Bringing Up Baby (1938)


Bringing Up Baby, the definitive screwball comedy, was the first film Howard Hawks made in a six-picture contract with RKO in 1937. Unpromisingly based on a short story about a young couple and their tamed leopard, the shoot went forty days over schedule and over budget. It earned so little upon release in 1938 that Hawks was fired from RKO and Katherine Hepburn had to buy herself out of her own contract. Ahead of its time, its amazing breakneck pace and disarmingly witty dialogue set new standards for such comedies thereafter.

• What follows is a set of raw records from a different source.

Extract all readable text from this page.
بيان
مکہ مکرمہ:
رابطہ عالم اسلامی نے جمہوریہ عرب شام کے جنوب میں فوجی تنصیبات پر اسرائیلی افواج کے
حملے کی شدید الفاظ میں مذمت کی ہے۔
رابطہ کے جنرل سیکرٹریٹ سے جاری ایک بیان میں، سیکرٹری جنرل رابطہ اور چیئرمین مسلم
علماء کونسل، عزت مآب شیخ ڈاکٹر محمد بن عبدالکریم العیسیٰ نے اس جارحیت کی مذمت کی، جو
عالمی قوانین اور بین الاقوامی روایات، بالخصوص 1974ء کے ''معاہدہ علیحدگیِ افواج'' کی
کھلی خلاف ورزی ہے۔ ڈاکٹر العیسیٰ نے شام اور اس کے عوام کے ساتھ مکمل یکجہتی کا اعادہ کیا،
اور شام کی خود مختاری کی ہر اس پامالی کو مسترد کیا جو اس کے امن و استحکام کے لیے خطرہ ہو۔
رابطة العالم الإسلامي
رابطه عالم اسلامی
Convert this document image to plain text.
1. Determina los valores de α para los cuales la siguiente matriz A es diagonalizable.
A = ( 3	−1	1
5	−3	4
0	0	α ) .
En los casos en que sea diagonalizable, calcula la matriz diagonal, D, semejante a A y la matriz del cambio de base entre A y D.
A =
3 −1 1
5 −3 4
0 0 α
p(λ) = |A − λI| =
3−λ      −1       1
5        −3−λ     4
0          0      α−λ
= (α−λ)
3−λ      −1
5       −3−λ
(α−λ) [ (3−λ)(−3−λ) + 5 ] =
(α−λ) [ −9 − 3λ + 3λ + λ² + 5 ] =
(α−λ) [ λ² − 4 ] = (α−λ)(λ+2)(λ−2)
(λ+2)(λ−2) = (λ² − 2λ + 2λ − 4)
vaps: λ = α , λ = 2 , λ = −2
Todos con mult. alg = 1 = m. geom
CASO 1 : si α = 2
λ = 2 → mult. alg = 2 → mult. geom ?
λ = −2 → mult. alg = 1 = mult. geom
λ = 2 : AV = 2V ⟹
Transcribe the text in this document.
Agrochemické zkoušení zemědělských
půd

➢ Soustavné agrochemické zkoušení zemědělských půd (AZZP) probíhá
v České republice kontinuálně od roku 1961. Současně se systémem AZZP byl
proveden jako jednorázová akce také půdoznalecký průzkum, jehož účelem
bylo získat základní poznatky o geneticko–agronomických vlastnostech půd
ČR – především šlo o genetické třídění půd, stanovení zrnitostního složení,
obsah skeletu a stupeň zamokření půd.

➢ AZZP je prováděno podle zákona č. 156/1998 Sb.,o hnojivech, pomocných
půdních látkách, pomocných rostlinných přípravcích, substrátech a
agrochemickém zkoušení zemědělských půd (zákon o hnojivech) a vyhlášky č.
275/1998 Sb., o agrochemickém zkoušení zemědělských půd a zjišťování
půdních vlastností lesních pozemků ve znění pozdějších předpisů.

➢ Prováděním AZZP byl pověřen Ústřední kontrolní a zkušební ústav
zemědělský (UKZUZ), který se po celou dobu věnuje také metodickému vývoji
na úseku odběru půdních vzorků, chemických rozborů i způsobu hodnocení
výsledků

At his whimsical best, Cary Grant is Dr. David Huxley, a handsome and easily distracted paleontologist who spends his days piercing together a brontosaurus skeleton while he is taken apart by his henpecking fiancee. With one more bone to go before the four-year museum project will be complete, Huxley manages to bumble an important meeting on the golf course with a wealthy potential patron. There, Huxley meets Susan Vance (Hepburn). As beautiful and scatterbrained as he is, she steal his golf ball. After that, Huxley's world never snaps back into place. Trying anything to keep him from marrying another girl, Vance uses Baby, the house-trained leopard sent to her by her brother in South America, as a worthy Huxley diversion. By the time the family dog buries Huxley's precious dinosaur bone, the couple are headed to jail.

The laughs in Bringing Up Baby are real, almost completely disguising its deft analyses of 1930s-style gender expectations, sex, and marriage. So suspicious was the censor of the script's deeper and possibly sexual meanings that Huxley's quest to find his "lost bone" was queried as a reference to lost masculinity. The scene where Huxley dons Vance's feathery feminine bathrobe didn't dissuade that notion, containing as it does one of the first popular appearance of the word "gay" being used to mean something than "extremely happy." The critics may have hated it, the audiences may have stayed away, and Oscar didn't smile upon it at the time, but Bringing Up Baby has had the last laugh on all its detractors. It remains one of the true masterpieces of celluloid wit.

Quote of the Day - David Huxley - "Now it isn't that I don't like you, Susan, because, after all, in moments of quiet, I'm strangely drawn toward you, but - well, there haven't been any quiet moments."